While all the official results were yet to come in yesterday, the trends were clear. Nawaz Sharif’s Pakistan Muslim League (Nawaz) party, though short of getting an absolute majority in the National Assembly, was poised to head the new government in Pakistan.
Imran Khan’s Pakistan Tehrik-i-Insaf (PTI) party looked set become the second-largest party in the National Assembly, edging out the ruling Pakistan People’s Party (PPP). The PTI has done well, even if not to the extent expected by its now anguished, youthful supporters.
The PPP, the only party with a significant presence in all provinces, dominated in Sindh as expected, but failed at the national level by losing seats elsewhere. The PTI has not done well in Punjab’s provincial elections, but will be the largest party in the Khyber Paktunkhwa provincial assembly elections, replacing the Awami National Party (ANP). It could form the provincial government, gain experience and showcase its suitability for national governance.
What are the implications of the election, and what does it portend for the future of this nuclear regional power of 180 million people? The election exercise, involving 86 million voters, 15,629 candidates contesting 848 federal and provincial assembly seats, 645,000 polling staff, 600,000 security personnel and 69,801 polling stations, went off well despite the worst pre-election terrorist violence in Pakistan’s history.
The highest-ever turnout of 60 per cent shows the importance voters gave to the elections by defying terror threats. Sadly, some incidents of violence occurred on polling day. The Pakistan Taliban’s selective targeting of progressive parties did not provide them with a level playing field. To an extent, their complaints are justified, but in the case of the PPP, which ruled at the federal level and the ANP, which led the provincial government in Khyber Paktunkhwa, the results reflect the public’s unhappiness with them.
The new factor is the rise of Imran Khan’s PTI as the third force in what used to traditionally be a two-horse race. Imran’s charisma, his reputation untouched by allegations of corruption, a desire for change from 42 years of misrule and support from the educated/liberal circles and youth is clear. So why did the PTI not do even better?
Perhaps Imran did not have the time to put together a nationwide party organisation or to field candidates for every seat in the national and provincial elections.
The youth surge is perhaps the most significant factor in the elections, but with inadequate educational opportunities, joblessness, growth of religious conservatism and lack of cable penetration in the rural areas, the percentage of youth supporting the PTI is more than matched by those supporting the PML(N) and the religious parties.
Punjab, Pakistan’s largest province, has the largest number of seats in the National Assembly and the biggest provincial legislature. Sharif, whose party — with brother Shahbaz Sharif as chief minister — has governed Punjab for the past five years is an old campaigner and his well-oiled party organisation did well.
While their transport projects have taken the limelight, improving the state educational system in Punjab with catalytic support from the UK’s development assistance programme is a noteworthy achievement requiring follow-up and replication elsewhere in Pakistan. Education and infrastructure are key to Pakistan’s progress.

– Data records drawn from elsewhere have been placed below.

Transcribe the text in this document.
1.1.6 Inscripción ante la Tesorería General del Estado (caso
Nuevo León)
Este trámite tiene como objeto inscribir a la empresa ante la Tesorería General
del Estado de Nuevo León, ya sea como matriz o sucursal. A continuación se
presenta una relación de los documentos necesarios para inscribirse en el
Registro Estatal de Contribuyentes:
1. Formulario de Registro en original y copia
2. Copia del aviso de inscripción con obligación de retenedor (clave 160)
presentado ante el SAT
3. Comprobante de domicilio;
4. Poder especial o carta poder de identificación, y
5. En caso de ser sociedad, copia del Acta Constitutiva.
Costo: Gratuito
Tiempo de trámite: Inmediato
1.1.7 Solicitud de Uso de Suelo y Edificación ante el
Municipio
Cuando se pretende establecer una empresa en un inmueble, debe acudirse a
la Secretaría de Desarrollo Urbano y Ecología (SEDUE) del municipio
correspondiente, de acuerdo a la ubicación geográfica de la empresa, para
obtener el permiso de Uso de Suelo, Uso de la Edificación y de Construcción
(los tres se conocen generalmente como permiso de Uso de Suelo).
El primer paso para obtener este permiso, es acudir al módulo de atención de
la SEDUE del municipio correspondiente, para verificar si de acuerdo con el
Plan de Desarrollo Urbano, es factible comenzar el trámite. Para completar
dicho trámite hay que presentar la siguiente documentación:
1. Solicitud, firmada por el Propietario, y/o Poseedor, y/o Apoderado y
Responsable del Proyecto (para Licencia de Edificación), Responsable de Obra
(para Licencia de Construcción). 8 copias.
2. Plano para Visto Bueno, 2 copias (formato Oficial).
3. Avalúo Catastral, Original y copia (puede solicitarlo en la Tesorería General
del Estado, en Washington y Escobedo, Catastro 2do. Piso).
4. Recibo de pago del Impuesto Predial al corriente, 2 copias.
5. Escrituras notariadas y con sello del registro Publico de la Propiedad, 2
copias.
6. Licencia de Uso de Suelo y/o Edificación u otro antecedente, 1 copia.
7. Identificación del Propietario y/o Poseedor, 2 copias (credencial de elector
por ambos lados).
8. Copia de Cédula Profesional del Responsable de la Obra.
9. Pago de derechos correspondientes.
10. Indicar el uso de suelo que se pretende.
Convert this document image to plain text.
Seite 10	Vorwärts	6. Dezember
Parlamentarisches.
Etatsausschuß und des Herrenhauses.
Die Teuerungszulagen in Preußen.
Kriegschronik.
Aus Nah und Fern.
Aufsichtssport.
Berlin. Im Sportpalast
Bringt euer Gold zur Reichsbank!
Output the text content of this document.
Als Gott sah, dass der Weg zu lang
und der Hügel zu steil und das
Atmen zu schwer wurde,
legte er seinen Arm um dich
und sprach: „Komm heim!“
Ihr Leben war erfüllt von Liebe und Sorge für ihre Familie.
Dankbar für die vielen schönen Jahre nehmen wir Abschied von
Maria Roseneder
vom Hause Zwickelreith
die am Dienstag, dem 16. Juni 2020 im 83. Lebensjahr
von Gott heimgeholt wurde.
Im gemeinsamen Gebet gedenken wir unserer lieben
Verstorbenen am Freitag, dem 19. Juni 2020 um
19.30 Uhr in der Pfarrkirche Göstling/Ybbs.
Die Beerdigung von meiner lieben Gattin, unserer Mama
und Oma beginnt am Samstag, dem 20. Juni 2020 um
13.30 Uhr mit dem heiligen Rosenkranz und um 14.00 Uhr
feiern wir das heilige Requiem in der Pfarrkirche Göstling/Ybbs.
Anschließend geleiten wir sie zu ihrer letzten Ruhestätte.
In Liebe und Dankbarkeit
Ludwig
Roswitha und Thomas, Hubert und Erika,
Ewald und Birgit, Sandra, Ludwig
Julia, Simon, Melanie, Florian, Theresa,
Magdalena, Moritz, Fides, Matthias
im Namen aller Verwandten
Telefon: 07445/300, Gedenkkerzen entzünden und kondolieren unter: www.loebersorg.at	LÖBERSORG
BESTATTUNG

While hoping for an absolute majority in the 272-seat National Assembly, Sharif has invited all parties to work together to face challenges such as the energy crisis and poverty. The reality is that Pakistan will need to be governed by a coalition approach, if not a formal coalition. The PTI will not join Sharif as Imran has made it clear that he will not join either the PPP or the PML (N) as he regards them as birds of a feather. Hence an arrangement will probably be worked out with the PPP.
In any case, the PPP will control Sindh, which cannot be alienated as it is the second-largest province. In Balochistan, the PML (N) is now represented and a coalition will be the outcome. With the PTI as the largest party in Khyber Paktunkhwa, the fact that both the PML(N) and the PTI have similar positions on reaching political rather than military solutions to resolve the Taliban problem should facilitate a working accommodation.
The apprehension of a hung parliament is now over. A strong government which will now emerge, run by capable politicians ready to appoint and be advised by competent bureaucrats of integrity, is well positioned to take back space on foreign policy, security , defence and nuclear policy from the military which had moved into the vacuum created by weak governments and politicians unversed in these crucial issues.
An active opposition in the National Assembly led by Imran will also be a healthy development and accountability check.
To overcome the energy crisis, revive the economy, restore foreign exchange reserves and combat extremism and terrorism, Sharif will need to create national consensus where possible, or at least coalitions of the willing. With that base he will be better poised to tackle issues in external affairs, engage with the US wary of his position on terrorism, improve relations with India without compromising Pakistan’s national interests, and meet the challenge increasingly presented by Afghanistan as the US withdraws.
Sharif has the gravitas and should have learnt from what he has undergone in the last two decades. He also has the PPP’s example before him of the fate of a government that disappoints its electorate.
Ambassador Tariq Osman Hyder is a former Pakistani diplomat.